Nach der Rasur sind eingewachsene Haare im Intimbereich lästig und oftmals schmerzhaft. Erfahren Sie, welche Ursachen dahinterstecken, was gegen das eingewachsene Haar hilft und wie Sie zukünftig bestmöglich vorbeugen können.

Nach der Rasur freuen wir uns über strahlend glatte Haut. Doch die Begeisterung währt nicht lange. Denn spätestens nach einigen Tagen, wenn die ersten Stoppeln nachwachsen, ärgern wir uns über eingewachsene Haare.
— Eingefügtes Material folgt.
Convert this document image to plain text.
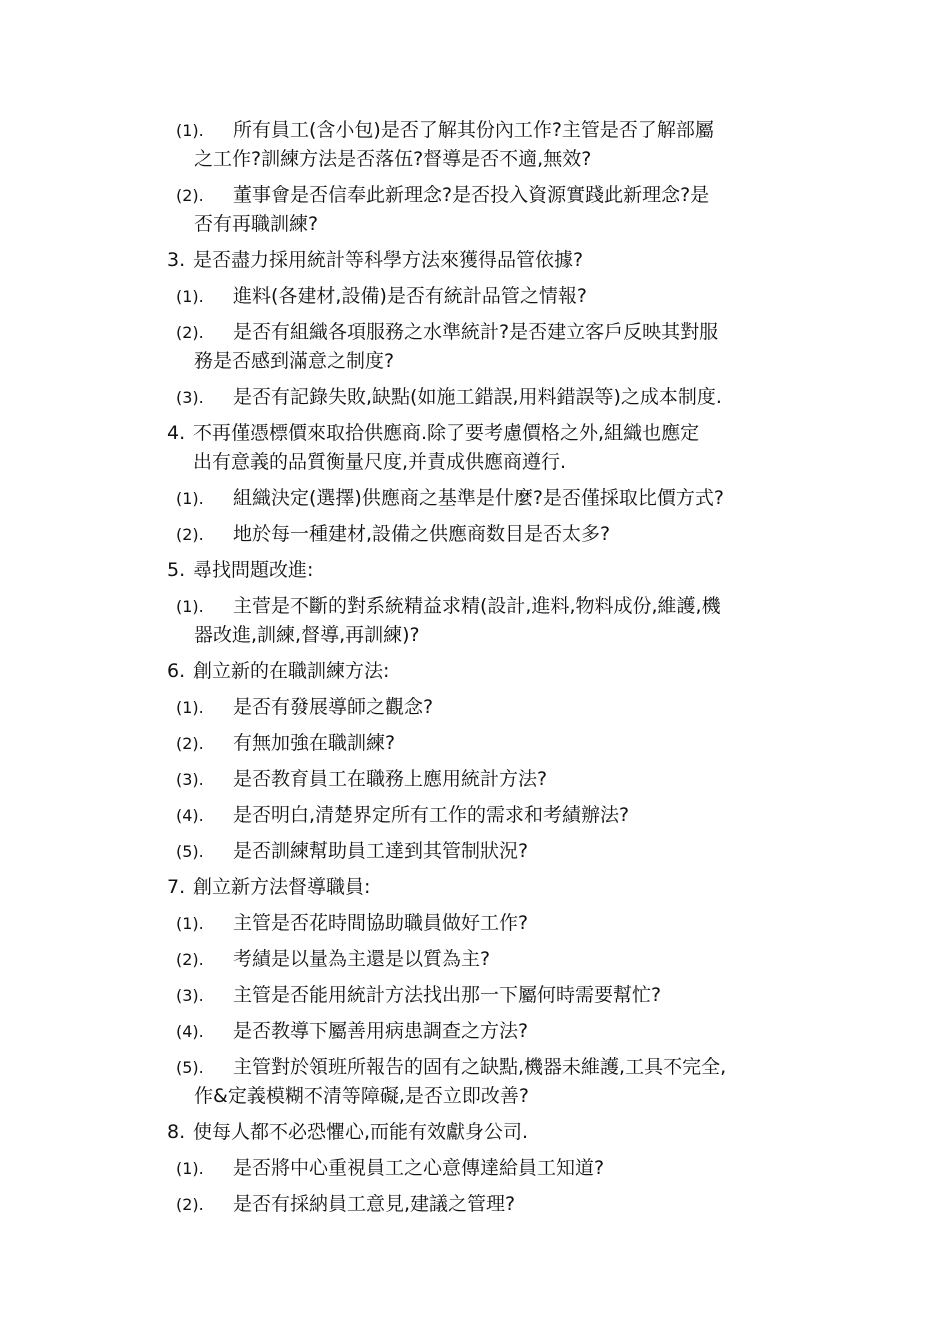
(1).	所有員工(含小包)是否了解其份內工作?主管是否了解部屬
之工作?訓練方法是否落伍?督導是否不適,無效?
(2).	董事會是否信奉此新理念?是否投入資源實踐此新理念?是
否有再職訓練?
3. 是否盡力採用統計等科學方法來獲得品管依據?
(1).	進料(各建材,設備)是否有統計品管之情報?
(2).	是否有組織各項服務之水準統計?是否建立客戶反映其對服
務是否感到滿意之制度?
(3).	是否有記錄失敗,缺點(如施工錯誤,用料錯誤等)之成本制度.
4. 不再僅憑標價來取拾供應商.除了要考慮價格之外,組織也應定
出有意義的品質衡量尺度,并責成供應商遵行.
(1).	組織決定(選擇)供應商之基準是什麼?是否僅採取比價方式?
(2).	地於每一種建材,設備之供應商数目是否太多?
5. 尋找問題改進:
(1).	主菅是不斷的對系統精益求精(設計,進料,物料成份,維護,機
器改進,訓練,督導,再訓練)?
6. 創立新的在職訓練方法:
(1).	是否有發展導師之觀念?
(2).	有無加強在職訓練?
(3).	是否教育員工在職務上應用統計方法?
(4).	是否明白,清楚界定所有工作的需求和考績辦法?
(5).	是否訓練幫助員工達到其管制狀況?
7. 創立新方法督導職員:
(1).	主管是否花時間協助職員做好工作?
(2).	考績是以量為主還是以質為主?
(3).	主管是否能用統計方法找出那一下屬何時需要幫忙?
(4).	是否教導下屬善用病患調查之方法?
(5).	主管對於領班所報告的固有之缺點,機器未維護,工具不完全,
作&定義模糊不清等障礙,是否立即改善?
8. 使每人都不必恐懼心,而能有效獻身公司.
(1).	是否將中心重視員工之心意傳達給員工知道?
(2).	是否有採納員工意見,建議之管理?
Besonders im Intimbereich ist ein eingewachsenes Haar äußerst lästig und kann vor allem schmerzhaft werden, wenn die betroffene Hautstelle sich entzündet. 

Symptome eines eingewachsenen Haars im Intimbereich

  • Juckreiz
  • Schmerzen
  • Geröteter und geschwollener Bereich rund um die betroffene Stelle
  • Erhöhung oder Knubbel, wo das Haar eingewachsen ist – ähnlich wie ein Pickel.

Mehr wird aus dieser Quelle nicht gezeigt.